We are getting unconfirmed reports of fighting in Basra, Iraq's second largest city. Regretfully, we have no IPT presence outside of Baghdad. We are trying to reach friends in Basra and have had little success. Just two very shaky connections that were terminated after less than a minute.

This war is an explosion of uncertainties. In the recently "liberated" town of Safwan, on the Iraq-Kuwait border, a reporter for the Guardian today may have unwittingly provided a window into the next weeks, months or years in Iraq:

"Yesterday afternoon a truck drove down a side road in the Iraqi town of Safwan, laden with rugs and furniture. Booty or precious possessions? In a day of death, joy and looting, it was hard to know.

"[T]he marines' presence was light. They had not brought food, medicines, or even order. All day hundreds of armoured vehicles poured through the town. But they did not stop, and the looting continued. Every government establishment seemed to be fair game. People covered their faces in shame as they carried books out of a school. Tawfik Mohammed, the headmaster, initially denied his school had been looted, then admitted it.

'This is the result of your entering,' he said. 'Whenever any army enters an area it becomes chaos. We are cautious about the future. We are very afraid.'"
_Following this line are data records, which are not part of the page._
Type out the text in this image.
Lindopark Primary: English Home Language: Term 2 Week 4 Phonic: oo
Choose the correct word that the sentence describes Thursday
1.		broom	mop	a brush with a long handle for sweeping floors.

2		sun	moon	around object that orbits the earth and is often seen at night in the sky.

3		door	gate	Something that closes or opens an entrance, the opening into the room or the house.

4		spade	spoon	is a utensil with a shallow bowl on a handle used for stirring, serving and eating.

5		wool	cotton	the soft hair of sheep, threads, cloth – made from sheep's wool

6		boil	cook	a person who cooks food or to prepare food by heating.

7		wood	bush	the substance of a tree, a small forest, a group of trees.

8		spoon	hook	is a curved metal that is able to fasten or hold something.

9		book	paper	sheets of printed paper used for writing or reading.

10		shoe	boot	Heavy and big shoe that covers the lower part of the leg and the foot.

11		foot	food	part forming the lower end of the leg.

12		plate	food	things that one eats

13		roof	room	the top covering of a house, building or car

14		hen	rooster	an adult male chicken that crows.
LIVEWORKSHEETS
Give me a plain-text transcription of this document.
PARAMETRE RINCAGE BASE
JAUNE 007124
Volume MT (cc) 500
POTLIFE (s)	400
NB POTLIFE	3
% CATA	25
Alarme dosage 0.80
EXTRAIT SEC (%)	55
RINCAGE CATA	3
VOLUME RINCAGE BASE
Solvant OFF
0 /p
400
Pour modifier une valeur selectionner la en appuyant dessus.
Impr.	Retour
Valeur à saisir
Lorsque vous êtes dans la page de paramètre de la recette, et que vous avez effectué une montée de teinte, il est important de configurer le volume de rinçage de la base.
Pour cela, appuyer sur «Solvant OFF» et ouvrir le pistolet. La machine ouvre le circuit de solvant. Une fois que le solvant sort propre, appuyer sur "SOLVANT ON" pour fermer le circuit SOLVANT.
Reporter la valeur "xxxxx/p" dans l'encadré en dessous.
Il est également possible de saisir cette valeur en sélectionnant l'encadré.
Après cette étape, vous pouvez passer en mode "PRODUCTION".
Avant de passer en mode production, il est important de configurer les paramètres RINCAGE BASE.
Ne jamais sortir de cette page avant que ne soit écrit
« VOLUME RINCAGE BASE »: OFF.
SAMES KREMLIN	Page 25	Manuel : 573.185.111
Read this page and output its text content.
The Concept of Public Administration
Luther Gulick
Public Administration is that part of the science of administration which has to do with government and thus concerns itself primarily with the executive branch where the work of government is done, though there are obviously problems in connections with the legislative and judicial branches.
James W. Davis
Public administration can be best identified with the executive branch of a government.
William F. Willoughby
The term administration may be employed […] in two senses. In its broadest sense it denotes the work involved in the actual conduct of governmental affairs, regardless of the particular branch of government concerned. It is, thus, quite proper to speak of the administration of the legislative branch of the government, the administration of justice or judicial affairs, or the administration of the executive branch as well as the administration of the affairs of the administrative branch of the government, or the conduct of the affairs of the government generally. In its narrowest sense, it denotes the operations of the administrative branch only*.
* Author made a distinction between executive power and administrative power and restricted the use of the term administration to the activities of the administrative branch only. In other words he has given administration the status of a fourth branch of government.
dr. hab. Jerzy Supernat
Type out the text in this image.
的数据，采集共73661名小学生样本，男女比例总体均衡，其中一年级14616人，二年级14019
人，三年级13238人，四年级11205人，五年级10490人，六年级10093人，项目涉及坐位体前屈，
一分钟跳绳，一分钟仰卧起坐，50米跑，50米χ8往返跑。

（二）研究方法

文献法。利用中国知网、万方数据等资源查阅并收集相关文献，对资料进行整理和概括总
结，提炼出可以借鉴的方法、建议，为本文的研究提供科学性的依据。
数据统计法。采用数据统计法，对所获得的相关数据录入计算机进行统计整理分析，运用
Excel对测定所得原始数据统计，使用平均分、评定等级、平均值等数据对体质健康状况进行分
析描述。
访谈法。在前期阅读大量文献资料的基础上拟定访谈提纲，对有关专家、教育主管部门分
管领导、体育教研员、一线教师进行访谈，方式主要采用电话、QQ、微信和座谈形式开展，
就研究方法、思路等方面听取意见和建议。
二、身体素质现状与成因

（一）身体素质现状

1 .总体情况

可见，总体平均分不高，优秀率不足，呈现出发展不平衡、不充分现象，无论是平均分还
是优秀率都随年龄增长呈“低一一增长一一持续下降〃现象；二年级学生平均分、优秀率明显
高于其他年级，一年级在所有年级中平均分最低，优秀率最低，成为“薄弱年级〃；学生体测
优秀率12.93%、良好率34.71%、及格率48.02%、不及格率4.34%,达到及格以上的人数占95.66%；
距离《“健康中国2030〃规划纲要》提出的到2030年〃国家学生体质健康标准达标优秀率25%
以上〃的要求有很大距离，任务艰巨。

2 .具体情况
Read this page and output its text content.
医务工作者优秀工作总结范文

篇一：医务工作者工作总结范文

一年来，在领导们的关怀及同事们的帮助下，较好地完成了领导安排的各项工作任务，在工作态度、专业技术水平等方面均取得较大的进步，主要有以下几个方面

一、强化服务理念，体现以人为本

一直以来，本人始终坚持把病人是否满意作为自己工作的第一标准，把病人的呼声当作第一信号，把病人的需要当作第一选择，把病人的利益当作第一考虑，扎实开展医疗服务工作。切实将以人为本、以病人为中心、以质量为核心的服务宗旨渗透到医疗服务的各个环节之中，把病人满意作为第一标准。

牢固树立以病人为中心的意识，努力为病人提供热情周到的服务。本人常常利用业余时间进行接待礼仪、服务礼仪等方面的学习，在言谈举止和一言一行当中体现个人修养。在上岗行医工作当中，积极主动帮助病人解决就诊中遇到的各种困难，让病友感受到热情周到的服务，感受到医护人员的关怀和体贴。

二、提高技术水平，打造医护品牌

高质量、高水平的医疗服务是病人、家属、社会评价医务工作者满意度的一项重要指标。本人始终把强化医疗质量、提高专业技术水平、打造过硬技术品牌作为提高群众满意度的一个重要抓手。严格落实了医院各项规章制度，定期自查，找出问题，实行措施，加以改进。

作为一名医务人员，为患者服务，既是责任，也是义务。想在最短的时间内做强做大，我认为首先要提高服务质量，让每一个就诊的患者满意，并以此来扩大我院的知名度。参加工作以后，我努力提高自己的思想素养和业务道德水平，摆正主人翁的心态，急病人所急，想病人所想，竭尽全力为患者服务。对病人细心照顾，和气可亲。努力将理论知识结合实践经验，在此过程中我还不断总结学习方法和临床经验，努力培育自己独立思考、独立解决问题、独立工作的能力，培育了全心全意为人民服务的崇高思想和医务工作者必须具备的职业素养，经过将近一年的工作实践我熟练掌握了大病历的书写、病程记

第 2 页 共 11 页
Exactly one month ago, also in Safwan, the Iraq Peace Team released an open letter to members of the United States Military. The letter, read to the press as nearly 100,000 soldiers prepared an invasion just miles away, attempted to provide some measure of clarity in a time of hysteria:

"To U.S. soldiers and sailors: our prayer for every one of you is for a quick return to families and loved ones without having to participate in the horrors of war. We recognize that you have been placed in a position full of anxiety and danger, and we share in the responsibility for you being here. We recognize you are in this position because back home we do not truly govern ourselves - but are instead ruled by a minority who decide questions of war and peace in the interests of the few instead of the many. Our inadequate democracy has led us into deadly quagmires in the past, and now to the brink of another conflict that can only be described as a tragic war of empire."

Today we are neck deep in a conflict millions of us worked tirelessly to stop. Still, the protests grow. As the war-makers threaten a "campaign unlike any other in history," let us continue to match their promise.